Guerre en Ukraine : la Russie n’a pas d’« alternative » à la poursuite du conflit, assure le Kremlin après les attaques de Trump

Après le spectaculaire revirement de Donald Trump sur le conflit mardi soir, la Russie montre les muscles ce mercredi. Le porte-parole du Kremlin, Dmitri Peskov, a assuré que son pays n’avait pas d’« alternative » à la poursuite du conflit. « Nous agissons ainsi pour le présent et l’avenir de notre pays, pour les nombreuses générations à venir. »(Avec : AFP).

Une réponse directe aux propos du président américain. Suite à son entrevue avec Volodymyr Zelensky au siège des Nations unies, Donald Trump avait publié un long message sur son réseau Truth social.

Pour la première fois, il y juge que l’Ukraine « peut regagner son territoire dans sa forme originelle et peut-être même aller plus loin ». « Cela fait trois ans et demi que la Russie mène sans direction claire une guerre qu’une Vraie Puissance Militaire aurait remportée en moins d’une semaine », a-t-il enfoncé.

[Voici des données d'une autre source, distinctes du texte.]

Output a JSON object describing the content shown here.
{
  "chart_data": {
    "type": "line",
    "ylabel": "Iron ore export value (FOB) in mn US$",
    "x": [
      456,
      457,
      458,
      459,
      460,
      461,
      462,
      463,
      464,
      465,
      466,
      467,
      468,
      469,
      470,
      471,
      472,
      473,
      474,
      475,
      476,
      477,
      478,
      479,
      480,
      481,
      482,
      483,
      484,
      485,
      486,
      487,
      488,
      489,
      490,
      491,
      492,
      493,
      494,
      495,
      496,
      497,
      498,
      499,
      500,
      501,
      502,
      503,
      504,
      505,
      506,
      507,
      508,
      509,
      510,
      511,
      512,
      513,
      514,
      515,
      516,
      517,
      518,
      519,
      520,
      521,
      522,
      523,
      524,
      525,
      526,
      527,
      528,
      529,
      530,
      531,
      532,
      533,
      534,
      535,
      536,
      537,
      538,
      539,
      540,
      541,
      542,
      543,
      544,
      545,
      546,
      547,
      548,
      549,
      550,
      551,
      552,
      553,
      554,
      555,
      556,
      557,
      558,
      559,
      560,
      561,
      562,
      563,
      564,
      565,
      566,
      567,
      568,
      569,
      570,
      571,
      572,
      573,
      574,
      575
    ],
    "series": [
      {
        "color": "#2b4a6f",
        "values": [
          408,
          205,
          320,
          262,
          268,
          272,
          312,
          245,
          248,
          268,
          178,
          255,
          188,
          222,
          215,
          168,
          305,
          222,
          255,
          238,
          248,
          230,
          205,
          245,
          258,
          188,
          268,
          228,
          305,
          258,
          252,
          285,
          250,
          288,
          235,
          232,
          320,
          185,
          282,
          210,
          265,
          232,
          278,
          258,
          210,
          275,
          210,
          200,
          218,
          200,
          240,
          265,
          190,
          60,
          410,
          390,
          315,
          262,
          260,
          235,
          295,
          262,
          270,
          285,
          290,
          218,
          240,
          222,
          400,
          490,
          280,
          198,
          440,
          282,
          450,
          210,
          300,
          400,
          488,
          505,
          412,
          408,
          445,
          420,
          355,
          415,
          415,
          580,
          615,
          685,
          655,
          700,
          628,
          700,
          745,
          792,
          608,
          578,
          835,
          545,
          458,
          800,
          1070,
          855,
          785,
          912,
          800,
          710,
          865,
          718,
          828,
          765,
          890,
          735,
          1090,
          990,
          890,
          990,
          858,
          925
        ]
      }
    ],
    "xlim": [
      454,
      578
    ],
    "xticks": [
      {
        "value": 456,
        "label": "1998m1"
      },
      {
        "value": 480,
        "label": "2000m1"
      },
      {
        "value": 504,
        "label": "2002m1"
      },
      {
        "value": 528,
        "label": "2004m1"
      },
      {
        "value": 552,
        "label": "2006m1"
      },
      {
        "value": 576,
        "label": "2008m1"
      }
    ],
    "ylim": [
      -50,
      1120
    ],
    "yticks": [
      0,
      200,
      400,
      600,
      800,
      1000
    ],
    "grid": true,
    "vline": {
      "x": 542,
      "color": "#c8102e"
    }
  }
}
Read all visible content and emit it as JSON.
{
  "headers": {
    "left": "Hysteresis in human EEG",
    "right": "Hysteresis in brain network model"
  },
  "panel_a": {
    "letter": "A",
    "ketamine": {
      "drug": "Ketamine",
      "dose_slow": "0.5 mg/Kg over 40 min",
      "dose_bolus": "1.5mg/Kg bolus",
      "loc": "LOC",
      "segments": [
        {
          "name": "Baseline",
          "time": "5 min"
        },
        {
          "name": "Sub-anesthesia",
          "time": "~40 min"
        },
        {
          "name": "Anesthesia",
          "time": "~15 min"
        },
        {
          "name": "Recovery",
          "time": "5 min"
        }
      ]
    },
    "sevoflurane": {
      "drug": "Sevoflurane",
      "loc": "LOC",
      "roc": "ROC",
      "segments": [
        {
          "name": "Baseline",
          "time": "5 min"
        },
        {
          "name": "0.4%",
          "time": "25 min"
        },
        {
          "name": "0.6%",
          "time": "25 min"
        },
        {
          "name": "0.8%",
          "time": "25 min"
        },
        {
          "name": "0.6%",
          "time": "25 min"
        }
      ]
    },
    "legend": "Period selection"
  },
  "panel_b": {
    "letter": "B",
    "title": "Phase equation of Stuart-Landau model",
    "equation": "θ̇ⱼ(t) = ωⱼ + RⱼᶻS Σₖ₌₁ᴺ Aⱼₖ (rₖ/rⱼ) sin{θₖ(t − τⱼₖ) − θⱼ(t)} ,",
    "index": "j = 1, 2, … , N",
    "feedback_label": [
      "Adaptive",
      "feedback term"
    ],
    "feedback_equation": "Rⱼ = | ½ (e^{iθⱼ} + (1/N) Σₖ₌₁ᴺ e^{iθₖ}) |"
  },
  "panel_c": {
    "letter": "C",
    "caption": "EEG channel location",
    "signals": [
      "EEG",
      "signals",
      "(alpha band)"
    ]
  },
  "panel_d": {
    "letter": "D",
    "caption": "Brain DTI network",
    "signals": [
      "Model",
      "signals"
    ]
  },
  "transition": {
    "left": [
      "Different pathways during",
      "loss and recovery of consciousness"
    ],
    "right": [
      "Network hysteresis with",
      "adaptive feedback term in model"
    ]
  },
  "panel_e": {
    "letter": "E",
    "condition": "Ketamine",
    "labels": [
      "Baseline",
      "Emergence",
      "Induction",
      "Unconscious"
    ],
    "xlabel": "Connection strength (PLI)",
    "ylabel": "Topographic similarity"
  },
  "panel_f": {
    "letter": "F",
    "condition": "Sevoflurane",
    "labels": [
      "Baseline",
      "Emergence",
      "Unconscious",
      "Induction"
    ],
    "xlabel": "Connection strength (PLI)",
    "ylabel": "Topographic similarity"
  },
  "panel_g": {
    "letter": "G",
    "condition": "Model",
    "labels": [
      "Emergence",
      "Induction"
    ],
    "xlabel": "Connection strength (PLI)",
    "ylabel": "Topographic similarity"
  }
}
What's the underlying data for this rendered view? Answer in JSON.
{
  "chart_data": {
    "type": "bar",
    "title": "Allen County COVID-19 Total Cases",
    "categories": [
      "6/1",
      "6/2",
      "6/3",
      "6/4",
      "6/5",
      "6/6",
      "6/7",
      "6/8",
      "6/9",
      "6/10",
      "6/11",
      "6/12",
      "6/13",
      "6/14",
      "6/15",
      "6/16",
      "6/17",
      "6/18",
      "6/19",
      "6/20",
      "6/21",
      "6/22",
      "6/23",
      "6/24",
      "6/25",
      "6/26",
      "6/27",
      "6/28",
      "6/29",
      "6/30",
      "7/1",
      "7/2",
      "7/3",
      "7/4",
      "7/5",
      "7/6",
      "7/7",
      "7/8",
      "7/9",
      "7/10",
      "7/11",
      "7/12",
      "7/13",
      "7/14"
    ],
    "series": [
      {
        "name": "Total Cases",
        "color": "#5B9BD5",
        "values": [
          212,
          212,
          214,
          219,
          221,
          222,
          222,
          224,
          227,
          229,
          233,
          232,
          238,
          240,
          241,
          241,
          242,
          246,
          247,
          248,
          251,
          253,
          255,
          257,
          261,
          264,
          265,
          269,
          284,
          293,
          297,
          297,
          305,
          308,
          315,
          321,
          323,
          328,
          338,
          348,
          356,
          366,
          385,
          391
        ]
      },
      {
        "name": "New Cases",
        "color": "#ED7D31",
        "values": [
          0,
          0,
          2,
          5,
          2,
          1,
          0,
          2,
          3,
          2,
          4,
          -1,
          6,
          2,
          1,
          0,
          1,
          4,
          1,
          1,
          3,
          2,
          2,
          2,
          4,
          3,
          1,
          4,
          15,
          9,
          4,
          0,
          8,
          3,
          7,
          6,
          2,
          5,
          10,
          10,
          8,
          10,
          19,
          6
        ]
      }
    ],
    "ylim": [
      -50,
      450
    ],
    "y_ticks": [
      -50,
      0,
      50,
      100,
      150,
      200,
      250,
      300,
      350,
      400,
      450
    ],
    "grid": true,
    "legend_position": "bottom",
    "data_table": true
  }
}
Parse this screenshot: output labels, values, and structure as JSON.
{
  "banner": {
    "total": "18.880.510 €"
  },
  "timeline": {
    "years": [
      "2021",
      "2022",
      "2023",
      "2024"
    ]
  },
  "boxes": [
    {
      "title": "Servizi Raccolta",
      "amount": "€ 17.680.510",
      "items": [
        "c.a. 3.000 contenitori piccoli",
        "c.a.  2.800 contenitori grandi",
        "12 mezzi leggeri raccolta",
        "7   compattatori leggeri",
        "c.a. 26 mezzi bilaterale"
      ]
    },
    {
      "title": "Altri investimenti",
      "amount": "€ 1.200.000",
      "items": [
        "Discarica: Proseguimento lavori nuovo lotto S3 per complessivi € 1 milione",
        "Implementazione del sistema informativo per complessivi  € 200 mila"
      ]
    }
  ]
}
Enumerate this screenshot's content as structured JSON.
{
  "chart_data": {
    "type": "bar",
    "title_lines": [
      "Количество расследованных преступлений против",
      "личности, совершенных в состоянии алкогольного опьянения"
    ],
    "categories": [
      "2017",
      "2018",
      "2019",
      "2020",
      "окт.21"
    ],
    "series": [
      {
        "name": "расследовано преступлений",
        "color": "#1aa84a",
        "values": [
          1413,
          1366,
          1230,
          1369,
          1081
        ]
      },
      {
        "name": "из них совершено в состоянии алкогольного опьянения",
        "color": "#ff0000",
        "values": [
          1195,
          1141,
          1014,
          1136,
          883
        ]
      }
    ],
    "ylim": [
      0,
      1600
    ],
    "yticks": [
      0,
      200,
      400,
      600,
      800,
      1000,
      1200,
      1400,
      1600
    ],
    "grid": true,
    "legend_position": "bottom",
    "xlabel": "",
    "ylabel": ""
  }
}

Le milliardaire n’a pas épargné l’économie russe, allant jusqu’à qualifier le pays de Vladimir Poutine de « tigre de papier » et évoquant de « GROS problèmes économiques ».
Des propos qui n’ont manifestement pas plu au Kremlin : son porte-parole, Dmitri Peskov, a répliqué dès ce mercredi matin. Dans une interview accordée à la radio RBC, il a estimé que le rapprochement avec Washington produisait des « résultats proches de zéro ». Il a ajouté : « Dans nos relations, il existe une piste visant à éliminer les facteurs d’irritation, mais cette piste progresse lentement. »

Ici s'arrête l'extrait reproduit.